Everyone on the course has already displayed those strengths and weaknesses. I don’t want to singleout any one individual, but the fact is I can see without a shadow of a doubt how it may not be easy, or all that fun all of the time, but there are people there that make it a bit more bearable. I’ve seen some great Instagrams of college work, coupled with Snapchats of a funny nature as well. All in all, those strengths and weaknesses. I always look forward of those Journalism classes – I wonder why – But after going to LCC, I see the goal now, and God-willing I hope to get there.

Loads to be grateful for…

Well I’m on my way home from another day at college and it’s that feeling I had even when I joined H2H, “I’d never have imagined this”. They asked me to try setting up their blog, and it’s swell. Looked into their Facebook and Twitter as well. Well as much as things change, people don’t, like their character no? People should be able to differentiate the two though, right? At least point out concerns and fears without worry as that friendship is worth a damn… Right? I think I may have somewhat “missed the mark” with a number of friends, family members as well, I’m all for not adding drama or tension, but in a way, how wallflower, that’s no fun right? What’s the point of friendship if it’s based on fakery?

image
H2H gave me the power and motivation to start at Kingston College. Sucks I can't blog like I used to :\

It’s raining, immensely, we are in England though. I like rain a lot more than people know, yaknow? It’s refreshing after so much dry weather, and it “waters the garden”. Well it’s Maths and then I’ve joined the gym, I like the gym, people are my “tackling fuel”. Though I’m not playing American Football, I still have some pent up aggression I suppose. How great is it that I’ll inevitably appreciate how though I can’t “go back”, certain things from the past can make the present a bit more manageable no?

Twas All In The Drafts (1)

I’m not special and I’m sure I’m one of only some massive number of people that have gone through something big and then go on to think that it’s “all about them”. It’s a scary fact that it’s not the case at all as those feelings of depression, anger, frustration, self-pity are common-place.
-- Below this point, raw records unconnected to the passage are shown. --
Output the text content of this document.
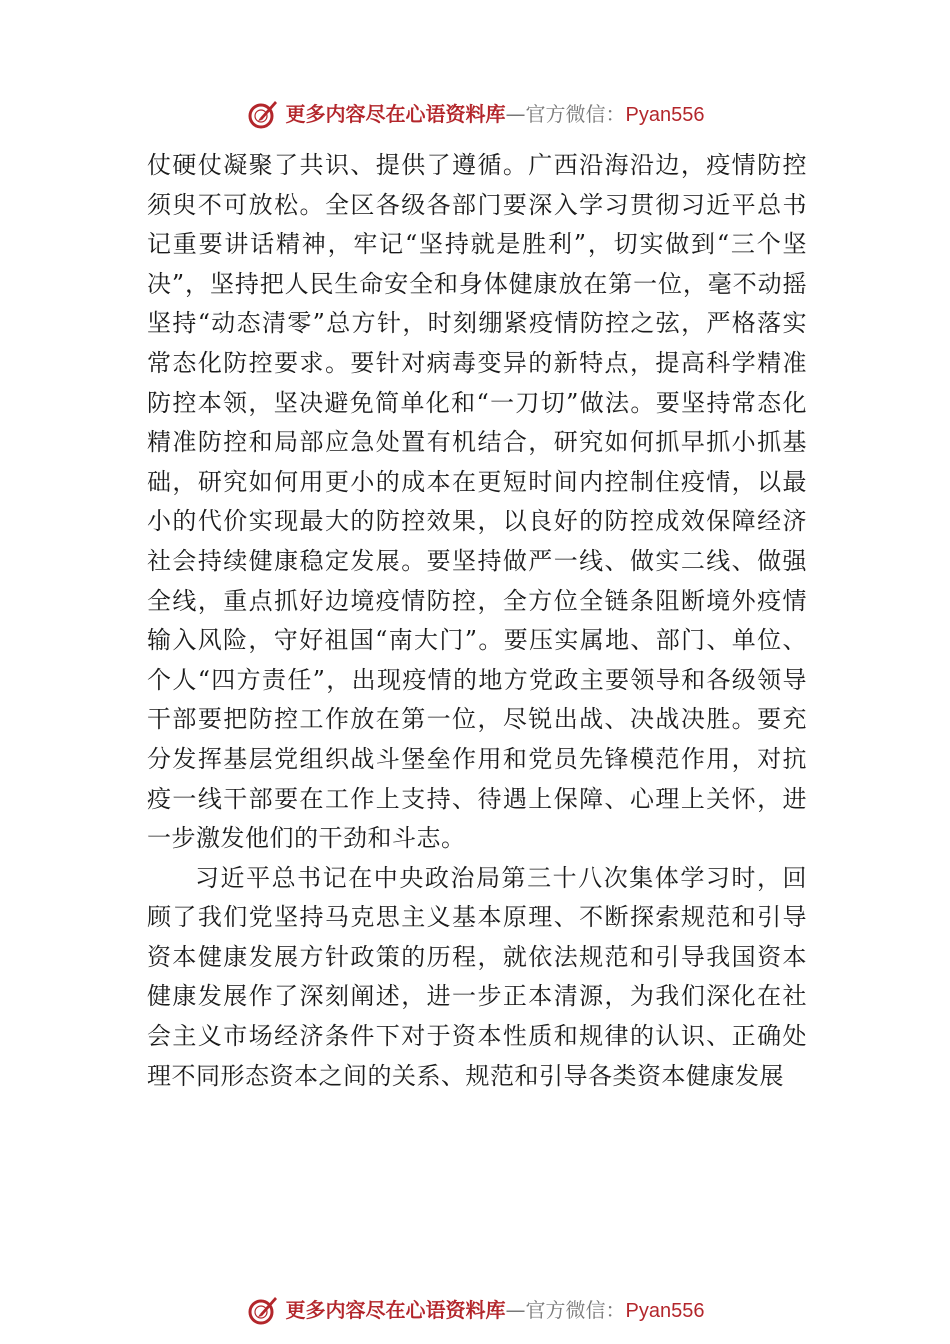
更多内容尽在心语资料库 — 官方微信： Pyan556

仗硬仗凝聚了共识、提供了遵循。广西沿海沿边，疫情防控须臾不可放松。全区各级各部门要深入学习贯彻习近平总书记重要讲话精神，牢记“坚持就是胜利”，切实做到“三个坚决”，坚持把人民生命安全和身体健康放在第一位，毫不动摇坚持“动态清零”总方针，时刻绷紧疫情防控之弦，严格落实常态化防控要求。要针对病毒变异的新特点，提高科学精准防控本领，坚决避免简单化和“一刀切”做法。要坚持常态化精准防控和局部应急处置有机结合，研究如何抓早抓小抓基础，研究如何用更小的成本在更短时间内控制住疫情，以最小的代价实现最大的防控效果，以良好的防控成效保障经济社会持续健康稳定发展。要坚持做严一线、做实二线、做强全线，重点抓好边境疫情防控，全方位全链条阻断境外疫情输入风险，守好祖国“南大门”。要压实属地、部门、单位、个人“四方责任”，出现疫情的地方党政主要领导和各级领导干部要把防控工作放在第一位，尽锐出战、决战决胜。要充分发挥基层党组织战斗堡垒作用和党员先锋模范作用，对抗疫一线干部要在工作上支持、待遇上保障、心理上关怀，进一步激发他们的干劲和斗志。

习近平总书记在中央政治局第三十八次集体学习时，回顾了我们党坚持马克思主义基本原理、不断探索规范和引导资本健康发展方针政策的历程，就依法规范和引导我国资本健康发展作了深刻阐述，进一步正本清源，为我们深化在社会主义市场经济条件下对于资本性质和规律的认识、正确处理不同形态资本之间的关系、规范和引导各类资本健康发展

更多内容尽在心语资料库 — 官方微信： Pyan556
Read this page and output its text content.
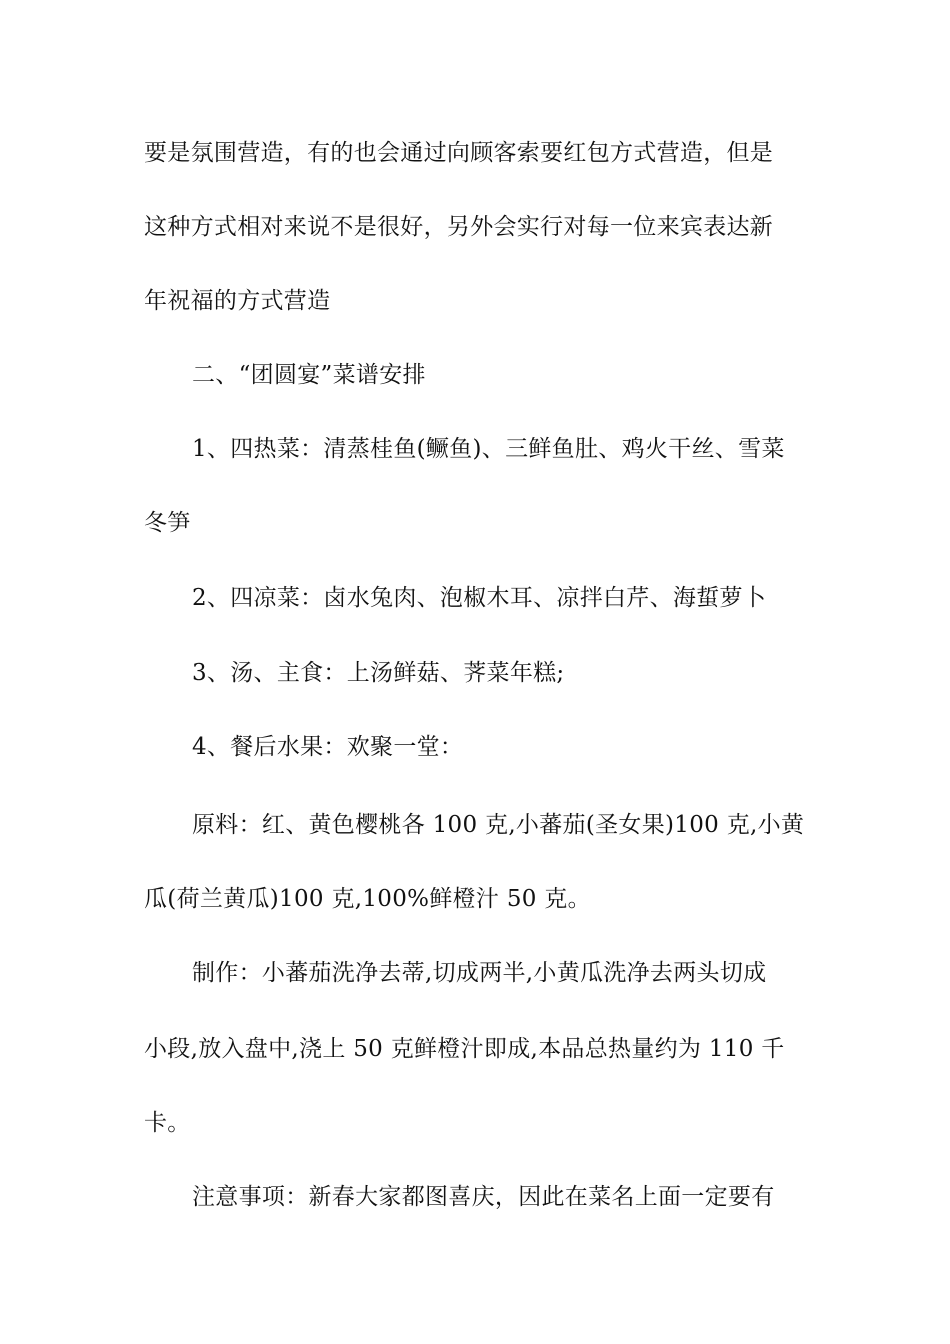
要是氛围营造，有的也会通过向顾客索要红包方式营造，但是
这种方式相对来说不是很好，另外会实行对每一位来宾表达新
年祝福的方式营造
二、“团圆宴”菜谱安排
1、四热菜：清蒸桂鱼(鳜鱼)、三鲜鱼肚、鸡火干丝、雪菜
冬笋
2、四凉菜：卤水兔肉、泡椒木耳、凉拌白芹、海蜇萝卜
3、汤、主食：上汤鲜菇、荠菜年糕;
4、餐后水果：欢聚一堂：
原料：红、黄色樱桃各 100 克,小蕃茄(圣女果)100 克,小黄
瓜(荷兰黄瓜)100 克,100%鲜橙汁 50 克。
制作：小蕃茄洗净去蒂,切成两半,小黄瓜洗净去两头切成
小段,放入盘中,浇上 50 克鲜橙汁即成,本品总热量约为 110 千
卡。
注意事项：新春大家都图喜庆，因此在菜名上面一定要有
Personally here to ask “what have you done recently?” Well my life changed and to be honest I don’t know if I “want my old friends back” as it’s like “at least try and fix this as it’s too one way”. I’d like a “fair shake” but until that happens that’s life I’m afraid. I went zig, but they went zag. My contact number is there, I can’t even begin to say how poorly I’ve acted to a bunch as I’ve alienated quite a couple as a result… Silly. But “such is the carousel that is life” I suppose. THEY’RE QUITTERS, not me.
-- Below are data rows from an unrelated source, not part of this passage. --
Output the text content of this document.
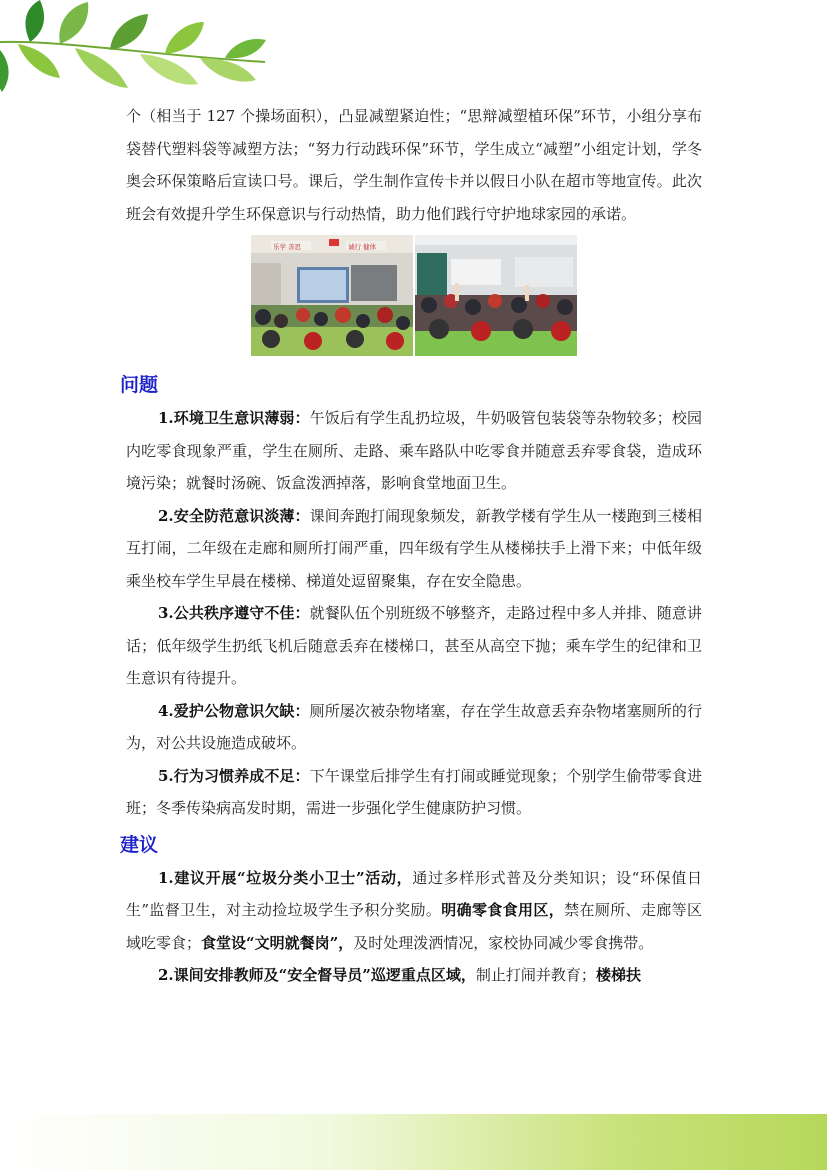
个（相当于 127 个操场面积），凸显减塑紧迫性；“思辩减塑植环保”环节，小组分享布袋替代塑料袋等减塑方法；“努力行动践环保”环节，学生成立“减塑”小组定计划，学冬奥会环保策略后宣读口号。课后，学生制作宣传卡并以假日小队在超市等地宣传。此次班会有效提升学生环保意识与行动热情，助力他们践行守护地球家园的承诺。

乐学 善思	诚行 健体
问题

1.环境卫生意识薄弱：午饭后有学生乱扔垃圾，牛奶吸管包装袋等杂物较多；校园内吃零食现象严重，学生在厕所、走路、乘车路队中吃零食并随意丢弃零食袋，造成环境污染；就餐时汤碗、饭盒泼洒掉落，影响食堂地面卫生。

2.安全防范意识淡薄：课间奔跑打闹现象频发，新教学楼有学生从一楼跑到三楼相互打闹，二年级在走廊和厕所打闹严重，四年级有学生从楼梯扶手上滑下来；中低年级乘坐校车学生早晨在楼梯、梯道处逗留聚集，存在安全隐患。

3.公共秩序遵守不佳：就餐队伍个别班级不够整齐，走路过程中多人并排、随意讲话；低年级学生扔纸飞机后随意丢弃在楼梯口，甚至从高空下抛；乘车学生的纪律和卫生意识有待提升。

4.爱护公物意识欠缺：厕所屡次被杂物堵塞，存在学生故意丢弃杂物堵塞厕所的行为，对公共设施造成破坏。

5.行为习惯养成不足：下午课堂后排学生有打闹或睡觉现象；个别学生偷带零食进班；冬季传染病高发时期，需进一步强化学生健康防护习惯。

建议

1.建议开展“垃圾分类小卫士”活动，通过多样形式普及分类知识；设“环保值日生”监督卫生，对主动捡垃圾学生予积分奖励。明确零食食用区，禁在厕所、走廊等区域吃零食；食堂设“文明就餐岗”，及时处理泼洒情况，家校协同减少零食携带。

2.课间安排教师及“安全督导员”巡逻重点区域，制止打闹并教育；楼梯扶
Onwards & upwards and all that jazz folks!

ALWAYS pushing harder and stronger as this situation has taught me how not to live. For this I’ll quickly point out a couple of things that stood me in good stead. I don’t know if anyone following any form of life-issue finds it easy or even possible to “turn it around” but for a number of survivors they got “back on the horse” of their lives. For others its tougher, for others there is literally nothing to go back to and that general feeling of even holding skills on a limited level is tough, so since this happened I’ve self-righted and g0ne down the educational route as though not fun anything beats feeling so helpless as I’m sure other survivors have in the past. The trick is look beyond those first set of doors, look at those possibilities, address those hurdles and accommodate. Personally I’ve looked at Different Strokes, The Stroke Association, work through Ashford Hospital, sites at Richmond Wellbeing, Royal London & Barts Hospital. it’s not all the end of the world, there is help, there is a light at the end of the tunnel. It may not be a life like how it was before, but it’s most definitely the best any stroke survivor could possibly hope for as it’s not paralysis on one side of the body or generally feeling like a hopeless sod. I’ve seen the other side of the coin as people have “shut-down”, well though this isn’t me it’s just no better example of “Keep Calm And Carry On“.